As per the information available on the website of the Federal Register an amendment to the term “cash and cash equivalents” is proposed so it would direct advisers to exempt digital assets while reporting cash and cash equivalents.
Form PF is the clandestine reporting form for specific investment advisers to private funds that are registered with the SEC and the CFTC.
Why is there a need for a separate digital asset category?
The commissions (collectively) have maintained that in recent years the digital assets also called “crypto assets” have experienced growth as well as volatility. In the current scenario, various hedge funds have been created to invest in digital assets. At the same time, many other existing hedge funds are also seen allocating a portion of their portfolios to these assets. Thus, to have clarity on the overall market exposures of hedge funds, it is vital to collect information on their exposure to digital assets.
How are digital assets defined in the proposed amendment?
The proposal defines a “digital asset” as any asset that is issued and/or transferred through distributed ledger or blockchain technology. This includes but is not restricted to, so-called “virtual currencies,” “coins,” and “tokens.”

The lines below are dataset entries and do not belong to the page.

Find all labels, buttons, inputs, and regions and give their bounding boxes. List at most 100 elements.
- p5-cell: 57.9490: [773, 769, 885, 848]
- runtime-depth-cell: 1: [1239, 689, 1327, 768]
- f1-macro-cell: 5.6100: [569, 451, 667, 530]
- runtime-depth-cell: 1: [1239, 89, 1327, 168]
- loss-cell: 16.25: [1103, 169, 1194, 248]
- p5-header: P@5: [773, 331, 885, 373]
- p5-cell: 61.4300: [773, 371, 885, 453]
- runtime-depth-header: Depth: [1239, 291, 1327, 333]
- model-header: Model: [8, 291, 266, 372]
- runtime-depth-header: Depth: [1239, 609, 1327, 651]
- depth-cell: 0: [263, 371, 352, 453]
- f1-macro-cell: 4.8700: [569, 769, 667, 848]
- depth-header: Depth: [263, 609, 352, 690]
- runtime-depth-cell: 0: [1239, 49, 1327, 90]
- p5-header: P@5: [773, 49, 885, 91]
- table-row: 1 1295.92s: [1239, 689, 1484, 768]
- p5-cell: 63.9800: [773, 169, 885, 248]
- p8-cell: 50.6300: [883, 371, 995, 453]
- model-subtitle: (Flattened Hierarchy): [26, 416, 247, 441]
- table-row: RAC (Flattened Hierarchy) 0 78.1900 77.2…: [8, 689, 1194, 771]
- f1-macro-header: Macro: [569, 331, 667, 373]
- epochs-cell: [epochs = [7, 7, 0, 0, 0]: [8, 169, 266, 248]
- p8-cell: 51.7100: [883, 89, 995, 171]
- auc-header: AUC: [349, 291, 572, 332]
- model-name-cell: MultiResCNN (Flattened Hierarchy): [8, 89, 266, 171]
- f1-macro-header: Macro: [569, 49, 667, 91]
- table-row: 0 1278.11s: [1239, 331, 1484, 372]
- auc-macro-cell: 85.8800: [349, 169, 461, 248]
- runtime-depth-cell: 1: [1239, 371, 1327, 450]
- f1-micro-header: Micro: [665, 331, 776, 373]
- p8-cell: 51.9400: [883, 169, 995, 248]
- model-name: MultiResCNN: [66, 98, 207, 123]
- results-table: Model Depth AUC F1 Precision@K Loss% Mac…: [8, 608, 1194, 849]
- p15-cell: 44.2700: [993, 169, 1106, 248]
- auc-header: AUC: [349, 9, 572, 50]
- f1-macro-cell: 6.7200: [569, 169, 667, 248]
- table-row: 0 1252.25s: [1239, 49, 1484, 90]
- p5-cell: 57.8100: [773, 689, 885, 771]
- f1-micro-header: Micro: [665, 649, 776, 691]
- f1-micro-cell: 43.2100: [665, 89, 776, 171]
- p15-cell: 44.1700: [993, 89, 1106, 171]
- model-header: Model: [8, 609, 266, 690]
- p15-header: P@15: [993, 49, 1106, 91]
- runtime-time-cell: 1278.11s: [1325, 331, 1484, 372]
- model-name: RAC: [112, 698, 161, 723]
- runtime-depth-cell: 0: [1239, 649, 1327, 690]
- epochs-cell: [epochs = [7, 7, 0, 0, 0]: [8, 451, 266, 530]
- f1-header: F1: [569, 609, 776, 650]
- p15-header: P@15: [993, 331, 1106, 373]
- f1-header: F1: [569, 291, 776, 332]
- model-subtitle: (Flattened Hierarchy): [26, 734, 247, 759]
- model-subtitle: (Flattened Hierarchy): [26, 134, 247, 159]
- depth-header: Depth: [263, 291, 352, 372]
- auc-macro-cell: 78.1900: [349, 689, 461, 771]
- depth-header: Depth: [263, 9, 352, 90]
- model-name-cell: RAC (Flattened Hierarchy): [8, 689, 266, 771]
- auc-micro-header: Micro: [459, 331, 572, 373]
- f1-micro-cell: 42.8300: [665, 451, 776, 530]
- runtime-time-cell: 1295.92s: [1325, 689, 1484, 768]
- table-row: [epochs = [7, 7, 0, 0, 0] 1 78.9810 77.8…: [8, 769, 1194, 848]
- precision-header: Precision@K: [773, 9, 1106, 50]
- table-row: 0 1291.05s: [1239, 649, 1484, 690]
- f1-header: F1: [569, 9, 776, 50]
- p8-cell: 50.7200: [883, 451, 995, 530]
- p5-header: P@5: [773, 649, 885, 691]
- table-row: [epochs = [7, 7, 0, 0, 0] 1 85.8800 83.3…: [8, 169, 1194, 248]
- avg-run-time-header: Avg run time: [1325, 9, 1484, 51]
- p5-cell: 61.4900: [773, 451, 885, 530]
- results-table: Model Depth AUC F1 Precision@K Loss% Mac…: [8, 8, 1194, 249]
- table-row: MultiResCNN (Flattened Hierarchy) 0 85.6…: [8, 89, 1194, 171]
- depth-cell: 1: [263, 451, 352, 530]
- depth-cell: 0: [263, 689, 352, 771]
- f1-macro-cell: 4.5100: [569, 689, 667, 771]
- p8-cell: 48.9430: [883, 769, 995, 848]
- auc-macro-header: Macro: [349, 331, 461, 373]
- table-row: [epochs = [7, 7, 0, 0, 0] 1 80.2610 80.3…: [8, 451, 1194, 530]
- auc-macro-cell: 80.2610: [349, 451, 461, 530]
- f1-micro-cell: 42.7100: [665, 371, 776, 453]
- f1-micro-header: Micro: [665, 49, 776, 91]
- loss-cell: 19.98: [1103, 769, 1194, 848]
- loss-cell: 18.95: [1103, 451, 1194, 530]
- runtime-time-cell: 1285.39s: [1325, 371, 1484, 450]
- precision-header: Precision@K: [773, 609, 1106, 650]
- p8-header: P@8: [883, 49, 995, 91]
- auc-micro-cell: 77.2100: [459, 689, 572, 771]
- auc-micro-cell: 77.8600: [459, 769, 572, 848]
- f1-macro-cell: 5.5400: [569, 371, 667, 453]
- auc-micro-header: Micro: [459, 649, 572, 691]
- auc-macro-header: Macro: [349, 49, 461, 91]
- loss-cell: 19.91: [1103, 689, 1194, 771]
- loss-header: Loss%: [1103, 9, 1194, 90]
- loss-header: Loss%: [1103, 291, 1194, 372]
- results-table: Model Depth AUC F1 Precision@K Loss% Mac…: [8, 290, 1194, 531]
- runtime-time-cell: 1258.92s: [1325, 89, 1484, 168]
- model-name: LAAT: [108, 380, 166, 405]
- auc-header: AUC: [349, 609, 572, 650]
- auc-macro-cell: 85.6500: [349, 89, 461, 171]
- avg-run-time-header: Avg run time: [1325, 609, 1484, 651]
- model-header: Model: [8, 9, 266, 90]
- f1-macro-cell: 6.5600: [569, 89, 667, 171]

As per the commission, the amendments are aimed at improving its ability to examine the magnitude of hedge fund portfolio concentration and to identify directional exposure. It added that high portfolio concentration involves the risk of amplified losses that can happen when a fund’s investment represents a large portion of a particular investment, asset class, or market segment. Leveraged portfolios amplify this risk further. The proposed amendments are designed to identify a fund’s concentration risk (where gross exposure to a reference asset is larger than the fund’s NAV).